Fin del puerperio social
Ahora que el calor aprieta y las terrazas están llenas, las calles recuperan sus sonidos, hay colas en las tiendas de ropa, vuelven los atascos de fin de semana, y las agendas están otra vez llenas de citas y compromisos, a veces cuesta creer lo que ha pasado. Es como una leve sensación de irrealidad que asalta de repente: demasiado en tan poco tiempo, pero también demasiada prisa por la normalidad, sin apenas espacio para la digestión de lo vivido.
El confinamiento, con su aislamiento, ha sido un puerperio social: las ciudades vacías y silenciosas, la vida adentro, los ritmos enlentecidos y trastocados, las noches de incertidumbre y de insomnio. Un tiempo loco que mezcla angustia y cansancio con momentos delicados en los que piensas, como una revelación, que, en realidad, no hay nada tan importante como lo que sucede ahí dentro, delante de ti, al lado de ti.
El puerperio es, en cierta medida, un aislamiento: en pocos momentos sientes con tanta fuerza la brecha entre el ritmo y las necesidades de afuera -lo que ves en la tele, el trabajo, la familia, los amigos, los bares, tus propias expectativas- y la vida propia, abierta en canal de repente por un ser nuevo, con todos los cambios, también existenciales, a cuestas. Es también un aislamiento interno, un periodo en el que cuesta sacar el sentir propio con toda su fuerza, en el que cuesta renunciar a ese afuera y en el que cuesta esperar.
Como escribe la periodista argentina Luciana Peker, la cuarentena parece excepcional pero se parece al puerperio: “Y justamente a la singularidad de cómo lo viven las madres: nunca igual”. El aislamiento obligatorio de la cuarentena ha sido ese puerperio en el que todo el mundo se ha visto obligado a lidiar con sus sombras, a escuchar el silencio y a esperar, aunque cada cual a su manera y con sus fantasmas.
Y como en un puerperio hay quien espera que de la noche a la mañana todo siga igual. Venga, date prisa, corre.
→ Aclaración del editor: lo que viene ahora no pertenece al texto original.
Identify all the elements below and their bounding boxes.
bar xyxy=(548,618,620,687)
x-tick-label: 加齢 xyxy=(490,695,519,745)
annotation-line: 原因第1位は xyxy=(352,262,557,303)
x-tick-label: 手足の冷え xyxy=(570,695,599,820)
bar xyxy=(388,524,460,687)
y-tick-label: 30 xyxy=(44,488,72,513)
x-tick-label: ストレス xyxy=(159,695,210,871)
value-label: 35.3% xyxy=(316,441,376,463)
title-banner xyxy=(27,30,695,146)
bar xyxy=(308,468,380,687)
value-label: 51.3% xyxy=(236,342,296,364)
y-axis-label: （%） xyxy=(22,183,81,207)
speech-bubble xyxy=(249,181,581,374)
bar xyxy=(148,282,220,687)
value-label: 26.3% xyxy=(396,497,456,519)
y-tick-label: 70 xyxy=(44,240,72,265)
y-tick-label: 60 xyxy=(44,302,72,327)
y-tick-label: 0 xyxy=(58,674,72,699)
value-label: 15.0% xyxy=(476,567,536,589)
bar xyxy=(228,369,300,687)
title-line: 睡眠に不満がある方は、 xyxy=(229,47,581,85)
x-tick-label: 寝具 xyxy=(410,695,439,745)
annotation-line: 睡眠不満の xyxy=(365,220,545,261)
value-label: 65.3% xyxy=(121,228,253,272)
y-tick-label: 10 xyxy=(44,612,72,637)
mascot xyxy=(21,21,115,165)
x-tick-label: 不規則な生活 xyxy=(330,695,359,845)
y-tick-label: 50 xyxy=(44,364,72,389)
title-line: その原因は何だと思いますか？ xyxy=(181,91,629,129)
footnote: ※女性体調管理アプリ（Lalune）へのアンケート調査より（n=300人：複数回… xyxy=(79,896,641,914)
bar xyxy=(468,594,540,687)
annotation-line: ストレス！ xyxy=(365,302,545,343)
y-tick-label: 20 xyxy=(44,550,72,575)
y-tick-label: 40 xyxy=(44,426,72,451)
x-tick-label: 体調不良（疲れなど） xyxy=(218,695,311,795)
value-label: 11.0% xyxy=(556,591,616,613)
Qué agotamiento: todo el rato acelerando los momentos que nos toca vivir, sobre todo cuando no cuadran con ese ritmo vertiginoso del 'hay que hacer todo el rato cosas', 'hay que ser productiva', 'hay que aprovechar el tiempo'. Yo también soy así: me he cansado de eso, pero al mismo tiempo me cuesta salir de la rueda y el desconfinamiento no ayuda.
Porque en lugar de aprender de lo vivido da la sensación de que nos deslicemos, una vez más, por la pendiente de lo rápido, lo inevitable, 'lo normal'. Vuelve a costar distinguir qué es lo que una necesita y qué es lo que el mundo espera porque todo se ha puesto en marcha veloz y parece que se trate de caminar rápido hacia la 'normalidad', casi sin tiempo ni espacio para ver cómo estamos, qué necesitamos individual y colectivamente, cómo vamos a procesar todo lo que nos ha pasado.
Porque, como cuando transitas un puerperio, nada nunca vuelve a ser igual que antes, o no exactamente.